When Jack White accuses The Black Keys of ripping off his sound, I have to agree with the man. The White Stripes–and only The White Stripes–are responsible for bringing back the rawness to some seriously over-cooked rock-and-roll at the turn of the century and every band after only followed suit.
Unfortunately, the distinction today is hardly relevant. On White’s second solo album, Lazaretto, he continues to inch away from the iconic, slapdash rock formations the Stripes made so cool over a decade ago. His charm is still in rock and roll, but seeping in are the sounds of instruments discovered in a Nashville garage sale: fiddles, mandolins, a pedal steel guitar, old Synthesizers, a harp–even a bass guitar. Slathered on top all that is White’s own contemplations of age and abandoned love.
Lazaretto opens with the Blind Willie McTell song, “Three Women,” a salute to the artists whose sound White has borrowed from. The organ pumps and the piano pounds as White divides his time between a redhead, a blonde and brunette. The album’s title track exhibits the classic Jack White guitar sound. Sludge slides down the fretboard and a piercing solo releases goosebumps up and down the body.
By the third track, “Temporary Ground,” all memories of White’s signature sound start to dither. The song, a duet with Lillie Mae Rische, who plays fiddle and mandolin on the record and is part of White’s touring band, hearkens back to the time of Cold Mountain. In the Civil War-era movie White plays Georgia, a poor wandering musician with a high-pitched down south whine. White remains in time and character for the regular ol’ country tune and darnit if it ain’t the catchiest melody on Lazaretto.
When The White Stripes disbanded in 2011 it was sad news for fans, and even more so for White, who had worked so efficiently under their self-assigned limitations. For his first solo album, the fair, but forgettable Blunderbuss, White enlisted the help of neighboring musicians and two full bands to fill the void.
During the recording of Lazaretto, the doors of Third Man Studios never closed. We hear White laboring over each transition, time change and layered track. It’s a new frontier for the man who made every effort to make music on the fly, from the gut and with little back-tracking. The songs are all carefully constructed, sometimes with excellent results, sometimes with an over-attentiveness that bloats the sound.
Nothing can replace the excitement of records done in one take with everyone playing right there in the room and a bit of fuzz invading the corners.
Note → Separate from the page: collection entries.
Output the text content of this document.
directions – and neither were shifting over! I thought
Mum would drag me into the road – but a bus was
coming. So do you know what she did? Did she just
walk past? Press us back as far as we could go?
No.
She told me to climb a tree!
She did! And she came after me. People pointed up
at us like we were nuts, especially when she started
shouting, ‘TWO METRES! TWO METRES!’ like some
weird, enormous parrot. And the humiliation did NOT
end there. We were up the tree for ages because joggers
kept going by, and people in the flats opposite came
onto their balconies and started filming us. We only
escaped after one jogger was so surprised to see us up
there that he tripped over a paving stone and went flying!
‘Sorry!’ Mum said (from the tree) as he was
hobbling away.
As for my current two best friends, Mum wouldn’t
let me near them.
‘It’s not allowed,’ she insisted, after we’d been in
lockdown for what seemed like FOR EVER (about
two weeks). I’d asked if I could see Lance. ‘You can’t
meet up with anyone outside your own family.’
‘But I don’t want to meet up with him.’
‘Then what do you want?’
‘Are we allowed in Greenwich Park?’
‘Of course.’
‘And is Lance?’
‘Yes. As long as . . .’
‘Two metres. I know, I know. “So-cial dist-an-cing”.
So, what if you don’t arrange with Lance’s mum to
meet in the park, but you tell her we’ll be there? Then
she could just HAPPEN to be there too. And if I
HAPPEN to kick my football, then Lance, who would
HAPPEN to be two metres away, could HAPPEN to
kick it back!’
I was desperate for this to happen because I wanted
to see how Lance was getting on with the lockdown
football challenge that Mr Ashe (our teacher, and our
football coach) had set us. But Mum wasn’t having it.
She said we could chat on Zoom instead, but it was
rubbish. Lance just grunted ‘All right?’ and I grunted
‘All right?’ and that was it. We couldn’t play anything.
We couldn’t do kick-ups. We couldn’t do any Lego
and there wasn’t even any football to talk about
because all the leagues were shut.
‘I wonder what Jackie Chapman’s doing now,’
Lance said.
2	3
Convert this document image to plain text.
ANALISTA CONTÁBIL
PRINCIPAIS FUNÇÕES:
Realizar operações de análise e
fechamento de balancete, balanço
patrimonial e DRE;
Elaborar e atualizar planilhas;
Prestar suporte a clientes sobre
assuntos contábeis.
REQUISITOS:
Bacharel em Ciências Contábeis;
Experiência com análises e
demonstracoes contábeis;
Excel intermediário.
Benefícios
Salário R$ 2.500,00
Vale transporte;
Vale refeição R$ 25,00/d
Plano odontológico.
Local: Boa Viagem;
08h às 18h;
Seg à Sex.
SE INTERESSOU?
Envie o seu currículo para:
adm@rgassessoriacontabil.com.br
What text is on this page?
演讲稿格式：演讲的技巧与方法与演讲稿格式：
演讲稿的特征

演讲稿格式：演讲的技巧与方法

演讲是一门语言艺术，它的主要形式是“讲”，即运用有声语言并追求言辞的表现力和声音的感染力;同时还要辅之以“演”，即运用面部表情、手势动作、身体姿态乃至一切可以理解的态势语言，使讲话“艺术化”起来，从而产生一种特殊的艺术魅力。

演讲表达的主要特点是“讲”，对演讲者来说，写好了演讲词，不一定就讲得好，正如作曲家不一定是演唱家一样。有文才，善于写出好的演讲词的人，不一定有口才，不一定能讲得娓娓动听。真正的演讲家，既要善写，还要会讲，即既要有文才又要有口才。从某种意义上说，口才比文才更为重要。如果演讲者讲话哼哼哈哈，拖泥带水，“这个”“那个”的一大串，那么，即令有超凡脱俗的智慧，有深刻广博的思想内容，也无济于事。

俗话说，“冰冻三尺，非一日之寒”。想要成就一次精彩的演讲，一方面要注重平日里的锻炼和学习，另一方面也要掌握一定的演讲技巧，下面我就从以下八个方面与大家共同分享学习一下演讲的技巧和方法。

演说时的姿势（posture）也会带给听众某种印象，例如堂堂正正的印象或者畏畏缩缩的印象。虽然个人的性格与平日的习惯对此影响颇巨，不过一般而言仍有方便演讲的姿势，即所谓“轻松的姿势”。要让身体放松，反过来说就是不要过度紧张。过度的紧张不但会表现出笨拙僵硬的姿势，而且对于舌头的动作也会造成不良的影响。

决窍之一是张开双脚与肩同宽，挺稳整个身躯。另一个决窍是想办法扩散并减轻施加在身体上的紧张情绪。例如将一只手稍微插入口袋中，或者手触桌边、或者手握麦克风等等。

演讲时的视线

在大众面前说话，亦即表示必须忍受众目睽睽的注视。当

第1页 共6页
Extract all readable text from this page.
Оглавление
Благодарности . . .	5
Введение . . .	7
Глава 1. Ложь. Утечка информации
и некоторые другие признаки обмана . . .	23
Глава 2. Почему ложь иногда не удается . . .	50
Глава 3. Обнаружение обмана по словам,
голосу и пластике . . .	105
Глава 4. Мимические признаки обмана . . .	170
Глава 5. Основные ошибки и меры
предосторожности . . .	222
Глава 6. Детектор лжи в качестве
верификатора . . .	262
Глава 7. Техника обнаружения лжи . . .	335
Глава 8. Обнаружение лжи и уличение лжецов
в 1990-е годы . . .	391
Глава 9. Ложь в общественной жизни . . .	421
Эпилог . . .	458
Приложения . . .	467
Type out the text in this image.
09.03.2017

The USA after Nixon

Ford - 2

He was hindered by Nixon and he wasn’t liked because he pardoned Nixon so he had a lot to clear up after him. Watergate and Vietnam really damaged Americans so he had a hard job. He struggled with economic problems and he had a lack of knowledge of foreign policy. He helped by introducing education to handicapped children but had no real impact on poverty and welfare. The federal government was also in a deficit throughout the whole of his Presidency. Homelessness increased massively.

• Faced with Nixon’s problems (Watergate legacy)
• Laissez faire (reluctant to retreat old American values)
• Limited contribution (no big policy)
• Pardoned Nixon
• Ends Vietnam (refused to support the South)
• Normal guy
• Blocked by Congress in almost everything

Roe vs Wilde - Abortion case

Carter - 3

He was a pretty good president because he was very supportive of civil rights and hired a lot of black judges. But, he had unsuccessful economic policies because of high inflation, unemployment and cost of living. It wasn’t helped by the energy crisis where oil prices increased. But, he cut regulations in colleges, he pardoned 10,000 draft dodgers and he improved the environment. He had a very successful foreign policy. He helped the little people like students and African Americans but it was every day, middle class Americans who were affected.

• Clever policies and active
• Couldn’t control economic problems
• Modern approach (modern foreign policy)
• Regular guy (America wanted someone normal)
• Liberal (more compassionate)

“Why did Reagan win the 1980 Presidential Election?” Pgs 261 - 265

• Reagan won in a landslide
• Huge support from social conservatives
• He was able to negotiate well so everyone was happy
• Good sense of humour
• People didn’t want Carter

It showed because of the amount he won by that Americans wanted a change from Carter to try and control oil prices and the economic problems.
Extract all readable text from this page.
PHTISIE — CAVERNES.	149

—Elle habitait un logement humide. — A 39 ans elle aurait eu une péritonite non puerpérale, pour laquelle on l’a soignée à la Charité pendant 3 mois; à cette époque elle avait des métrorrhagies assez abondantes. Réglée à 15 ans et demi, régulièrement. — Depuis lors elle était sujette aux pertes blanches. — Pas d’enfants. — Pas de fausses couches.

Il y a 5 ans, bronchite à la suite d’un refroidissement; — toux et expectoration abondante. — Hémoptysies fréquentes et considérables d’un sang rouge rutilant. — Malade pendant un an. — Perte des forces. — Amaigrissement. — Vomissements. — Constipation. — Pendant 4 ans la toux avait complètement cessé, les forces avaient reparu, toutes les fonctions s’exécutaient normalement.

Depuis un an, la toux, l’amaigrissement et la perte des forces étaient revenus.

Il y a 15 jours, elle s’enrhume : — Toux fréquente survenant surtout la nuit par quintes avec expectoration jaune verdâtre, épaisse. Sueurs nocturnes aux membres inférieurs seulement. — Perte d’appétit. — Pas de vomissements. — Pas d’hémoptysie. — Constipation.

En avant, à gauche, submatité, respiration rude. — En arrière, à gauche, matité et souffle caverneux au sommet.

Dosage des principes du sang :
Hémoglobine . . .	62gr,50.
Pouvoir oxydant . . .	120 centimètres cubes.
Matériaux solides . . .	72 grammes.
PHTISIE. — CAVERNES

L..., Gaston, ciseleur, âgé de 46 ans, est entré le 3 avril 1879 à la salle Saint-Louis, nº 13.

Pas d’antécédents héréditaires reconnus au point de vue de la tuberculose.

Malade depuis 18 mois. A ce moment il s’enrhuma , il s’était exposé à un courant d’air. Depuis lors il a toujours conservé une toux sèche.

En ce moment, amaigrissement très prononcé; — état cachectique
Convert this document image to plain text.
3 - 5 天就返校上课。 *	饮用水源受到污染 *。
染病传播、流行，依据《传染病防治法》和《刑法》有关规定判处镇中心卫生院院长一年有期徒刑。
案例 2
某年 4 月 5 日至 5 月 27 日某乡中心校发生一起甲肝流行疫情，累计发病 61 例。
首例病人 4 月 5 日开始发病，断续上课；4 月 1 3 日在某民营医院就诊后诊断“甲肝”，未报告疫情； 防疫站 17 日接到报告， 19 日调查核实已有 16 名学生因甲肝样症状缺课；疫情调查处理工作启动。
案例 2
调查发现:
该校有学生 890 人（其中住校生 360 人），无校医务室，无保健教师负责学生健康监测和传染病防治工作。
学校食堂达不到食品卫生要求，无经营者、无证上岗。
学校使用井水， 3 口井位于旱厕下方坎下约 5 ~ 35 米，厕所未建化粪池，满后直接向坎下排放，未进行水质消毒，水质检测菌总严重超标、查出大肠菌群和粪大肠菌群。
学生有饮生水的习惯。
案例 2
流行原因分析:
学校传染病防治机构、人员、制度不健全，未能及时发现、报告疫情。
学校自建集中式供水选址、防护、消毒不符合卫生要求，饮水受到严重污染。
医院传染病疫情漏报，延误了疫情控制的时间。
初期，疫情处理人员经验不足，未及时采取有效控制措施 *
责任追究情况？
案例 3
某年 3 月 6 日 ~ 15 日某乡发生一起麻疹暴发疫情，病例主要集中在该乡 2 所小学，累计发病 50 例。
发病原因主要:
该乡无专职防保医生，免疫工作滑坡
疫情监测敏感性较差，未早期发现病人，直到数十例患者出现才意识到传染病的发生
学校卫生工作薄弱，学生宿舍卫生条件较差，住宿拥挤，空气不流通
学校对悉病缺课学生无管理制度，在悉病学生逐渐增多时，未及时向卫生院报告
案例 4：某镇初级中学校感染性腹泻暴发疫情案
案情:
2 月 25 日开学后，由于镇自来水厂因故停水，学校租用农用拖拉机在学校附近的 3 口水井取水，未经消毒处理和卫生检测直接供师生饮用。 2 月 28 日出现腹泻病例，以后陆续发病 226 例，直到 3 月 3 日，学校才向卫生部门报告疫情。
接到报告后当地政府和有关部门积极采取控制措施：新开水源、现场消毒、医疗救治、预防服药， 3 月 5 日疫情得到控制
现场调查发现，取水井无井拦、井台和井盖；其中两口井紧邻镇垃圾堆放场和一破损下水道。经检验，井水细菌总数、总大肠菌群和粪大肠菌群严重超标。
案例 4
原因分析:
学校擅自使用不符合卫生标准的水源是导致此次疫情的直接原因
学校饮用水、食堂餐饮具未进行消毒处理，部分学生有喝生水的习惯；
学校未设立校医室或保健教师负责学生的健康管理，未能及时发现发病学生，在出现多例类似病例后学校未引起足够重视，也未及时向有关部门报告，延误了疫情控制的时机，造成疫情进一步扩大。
Jack White understands this, but on Lazaretto, which he worked on for over a year, he allowed the new songs to simmer. Mostly, he benefits, but White, who also plays in The Dead Weather and The Raconteurs, seems to be searching in the dark for a sound to call his own.
Dusty piano notes flutter from the old saloon on “Alone In My Home.” “Lost feelings of love that hover above me,” White repeats with a steady Nashville twang pinching each last note. “That Black Bat Licorice” has the knee-jerk puncture of the White Stripes and on “Would You Fight For My Love?” White rips into an operatic crunch. The song creeps through the forests of jilted love along a thumping piano. “I’m getting better at becoming a ghost,” White sings with crackling despair, before the chorus blows up.
One of Lazaretto‘s best songs is the one without vocals, “High Ball Stepper.” A lucid arrangement quells around thorny stabs of guitar and the nervous hooting of some luckless owl. It’s the most psychedelic song White has done and one hopes there’s more of this to go around.